A few days afterwards Cleanor, having fairly finished his part in the work which had so long occupied his leisure, went down with Scipio to Misenum. They had agreed to say nothing of their scheme till they had heard what their hostess had to say to it. Cornelia was doubtful. Cleanor indeed had her fullest sympathy when he declared that he could not be content with any career that fate had left open for him, and that he must seek one elsewhere. It was about her great-nephew that she doubted. She could not bring herself to think him right when he proposed to relinquish his Roman birthright. Not for any woman, not though she was, as Cleoné, one among ten thousand, should a man give up the splendid opportunities of service and reward which Rome held forth to her sons.
The young man found an unexpected ally in his cousin Tiberius. "My duty," he said, "keeps me here; but if I could choose my own way, I would join your search. Sometimes I seem to see further into the future than is commonly given to man, and what I see is dark with the shadow of disaster and death. Our great kinsman has won splendid victories for Rome, and has others to win, but I doubt whether the gods have not granted these victories to our country more in wrath than in love. When we have trodden all our foes and rivals under our feet we shall turn our swords upon ourselves. The wealth of the world that is pouring into our treasury will kindle to a deadlier rage the eternal quarrel between those who have and those who have not. My lot is cast in with the unhappy. The love of woman is not for me; I shall not be able even to keep the affection of my kinsfolk. But I would not avoid my fate, even if I could.
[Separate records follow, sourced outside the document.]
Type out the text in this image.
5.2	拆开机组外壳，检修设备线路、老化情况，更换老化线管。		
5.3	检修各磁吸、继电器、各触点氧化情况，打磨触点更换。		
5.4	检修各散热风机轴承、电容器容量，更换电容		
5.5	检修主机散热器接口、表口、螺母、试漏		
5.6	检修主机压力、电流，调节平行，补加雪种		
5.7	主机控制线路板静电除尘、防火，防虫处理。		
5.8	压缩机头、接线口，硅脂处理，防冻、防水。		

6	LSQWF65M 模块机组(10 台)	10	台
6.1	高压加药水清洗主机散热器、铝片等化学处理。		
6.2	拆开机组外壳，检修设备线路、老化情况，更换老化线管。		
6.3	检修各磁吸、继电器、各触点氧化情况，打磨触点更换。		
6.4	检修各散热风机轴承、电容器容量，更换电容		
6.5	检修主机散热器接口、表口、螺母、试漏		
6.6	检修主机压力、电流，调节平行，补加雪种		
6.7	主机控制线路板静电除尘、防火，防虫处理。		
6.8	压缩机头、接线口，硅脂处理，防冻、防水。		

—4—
You are happier. It would be as great a folly for you to stay, as it would be a crime for me to depart."
After this Cornelia, who was always overawed when the deeper nature of her son revealed itself, silently withdrew her opposition. The elder Scipio, who would almost certainly have used all his influence to bring it to nothing, was fortunately absent from Italy. Daphne put no hindrance in the way. She had secretly worshipped the magnificent hero—for such he seemed to her—who had rescued her and hers from the deadliest peril, and was ready to follow him, if he willed it, to the ends of the world, and, if it might be, even beyond it.
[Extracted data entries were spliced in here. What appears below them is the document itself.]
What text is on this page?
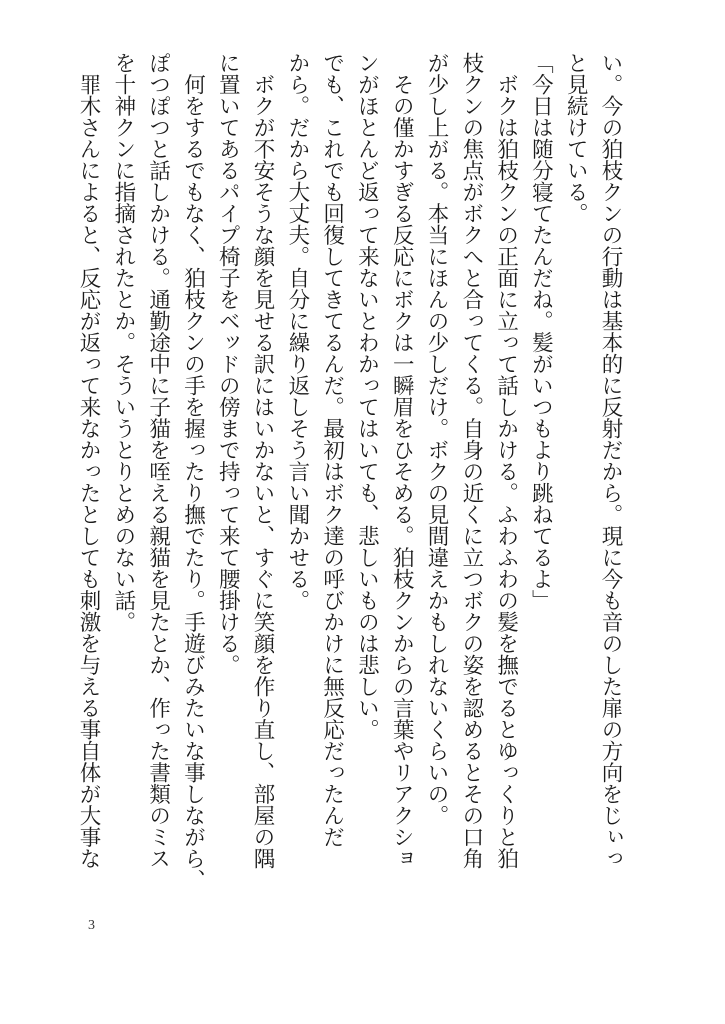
い。今の狛枝クンの行動は基本的に反射だから。現に今も音のした扉の方向をじぃっ
と見続けている。
「今日は随分寝てたんだね。髪がいつもより跳ねてるよ」
　ボクは狛枝クンの正面に立って話しかける。ふわふわの髪を撫でるとゆっくりと狛
枝クンの焦点がボクへと合ってくる。自身の近くに立つボクの姿を認めるとその口角
が少し上がる。本当にほんの少しだけ。ボクの見間違えかもしれないくらいの。
　その僅かすぎる反応にボクは一瞬眉をひそめる。狛枝クンからの言葉やリアクショ
ンがほとんど返って来ないとわかってはいても、悲しいものは悲しい。
でも、これでも回復してきてるんだ。最初はボク達の呼びかけに無反応だったんだ
から。だから大丈夫。自分に繰り返しそう言い聞かせる。
　ボクが不安そうな顔を見せる訳にはいかないと、すぐに笑顔を作り直し、部屋の隅
に置いてあるパイプ椅子をベッドの傍まで持って来て腰掛ける。
　何をするでもなく、狛枝クンの手を握ったり撫でたり。手遊びみたいな事しながら、
ぽつぽつと話しかける。通勤途中に子猫を咥える親猫を見たとか、作った書類のミス
を十神クンに指摘されたとか。そういうとりとめのない話。
　罪木さんによると、反応が返って来なかったとしても刺激を与える事自体が大事な
3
But Scipio found Cleoné far more difficult to deal with. She was very far from disdaining his love, but it filled her with something like rage to think that for her sake he should abandon his career. It was partly that her pride was touched. That she, the long-descended daughter of heroes, who reckoned Ion himself among her far-away ancestors, should bring humiliation and disability on the man to whom she gave her hand! The bare idea was beyond endurance. Such love was a disgrace to both of them. She peremptorily commanded her suitor to forget it. But this stern mood did not last. She was moved not a little by the sight of Daphne's happiness. She was conscious of a craving in her own heart for a happiness of her own. She had herself suffered so much, and it was hard, when at last the sunshine came, to have to shut it out, and still to sit in the darkness. Then the strongest influences were brought to bear upon her. Her brother was urgent in his entreaties that she should not mar their plan. And her refusal would mar it. He could not go if she stayed behind. And the sight of Scipio's suffering touched her, for indeed she loved him tenderly. In the end she gave way.